I would love to know what numbered paragraph Degette and Udall could not support. I pray it's not #7.

 

This Day in Literary History

This is the single day, in 1904, when the events in James Joyce's great novel Ulysses take place in Dublin, Ireland. The novel was published in 1922, in Paris, and was banned in the United States until 1933.

 

Thought of the Day

Simia quam similes turpissima bestia nobis!

Ennius

The monkey is most ugly; he's much too much like us!

Thursday, June 15, 2006

 

Cut and Run Senate Proposal Defeated

The Senate debated and then voted on John Kerry's proposal to withdraw most of the American Troops from Iraq by year's end. The vote was 93-6 against pulling out the troops. Whew, that was close.

The Senate defense experts who voted for it were the usual suspects: Kerry, Kennedy, Boxer, Feingold, Byrd and Harkin. Sen. Rockefeller (D-WV) didn't vote.

Mitch McConnel (R-KY) actually brought up the legislation he based on Kerry's proposal for a bill.

Speaker Hastert expects a vote after debate in the House tomorrow on a contra-positive proposal.

The funny thing is I don't think the Democrats know how much the things they are saying in the debate are hurting them. The complete collapse of even a face saving minority core in favor of bugging out of Iraq is an embarrassment as well.

 

Nifong Then and Now

Local first class blogger Jeff Goldstein posted a few days ago a hilarious post mortem interview with Zarqawi where there obviously were no answers. That's the unfunny situation with Durham, NC District Attorney Mike Nifong. At the beginning of the Duke Lacrosse "Rape" case, he was talking a mile a minute. Now that his case has all but completely fallen apart, you can hear pins drop in his offices.
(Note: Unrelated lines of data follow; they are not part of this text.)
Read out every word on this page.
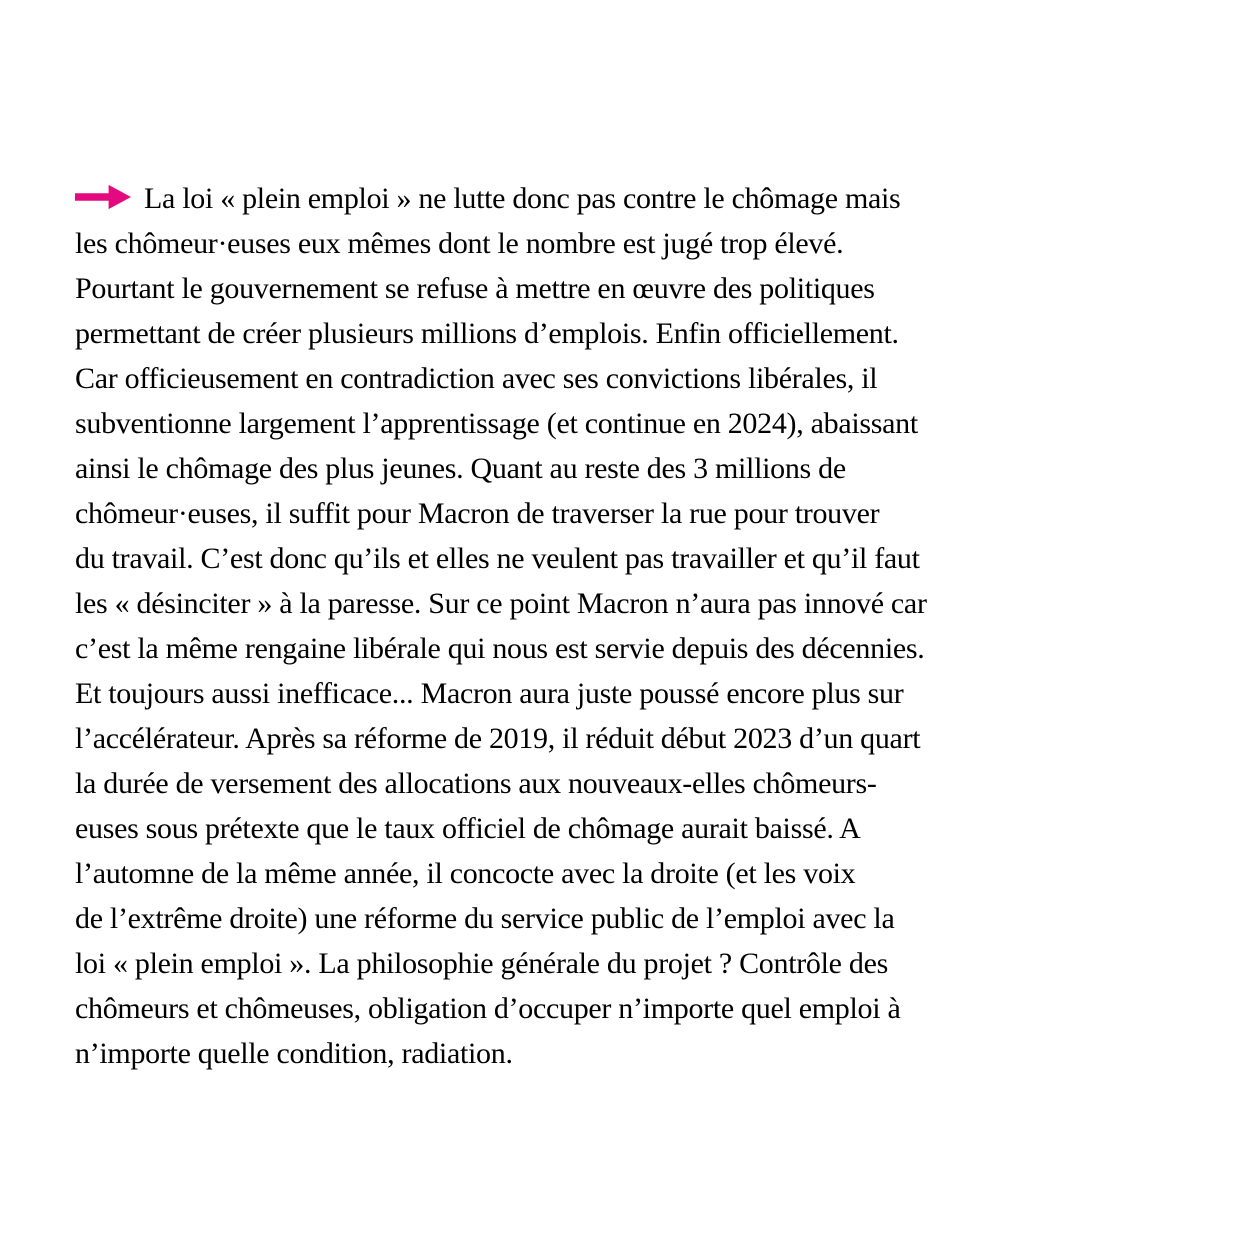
La loi « plein emploi » ne lutte donc pas contre le chômage mais
les chômeur·euses eux mêmes dont le nombre est jugé trop élevé.
Pourtant le gouvernement se refuse à mettre en œuvre des politiques
permettant de créer plusieurs millions d’emplois. Enfin officiellement.
Car officieusement en contradiction avec ses convictions libérales, il
subventionne largement l’apprentissage (et continue en 2024), abaissant
ainsi le chômage des plus jeunes. Quant au reste des 3 millions de
chômeur·euses, il suffit pour Macron de traverser la rue pour trouver
du travail. C’est donc qu’ils et elles ne veulent pas travailler et qu’il faut
les « désinciter » à la paresse. Sur ce point Macron n’aura pas innové car
c’est la même rengaine libérale qui nous est servie depuis des décennies.
Et toujours aussi inefficace... Macron aura juste poussé encore plus sur
l’accélérateur. Après sa réforme de 2019, il réduit début 2023 d’un quart
la durée de versement des allocations aux nouveaux-elles chômeurs-
euses sous prétexte que le taux officiel de chômage aurait baissé. A
l’automne de la même année, il concocte avec la droite (et les voix
de l’extrême droite) une réforme du service public de l’emploi avec la
loi « plein emploi ». La philosophie générale du projet ? Contrôle des
chômeurs et chômeuses, obligation d’occuper n’importe quel emploi à
n’importe quelle condition, radiation.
Let's compare what he said during the salad days to what appears to be the truth.

Salad Days: On March 23, prosecutors asked a judge to order DNA samples from 46 lacrosse players: "The DNA evidence requested will immediately rule out any innocent persons, and show conclusive evidence as to who the suspect(s) are in the alleged violent attack."

Nifong expressed confidence that the DNA would be important to filing charges. "By next week, we'll know precisely who was involved," he said shortly after the samples were taken.

Truth: None of the Duke players left any DNA material in or on the 'victim'

Salad Days: Before the results were made public, Nifong told The News & Observer, MSNBC and The Charlotte Observer that condoms might have been used during the alleged sexual assault.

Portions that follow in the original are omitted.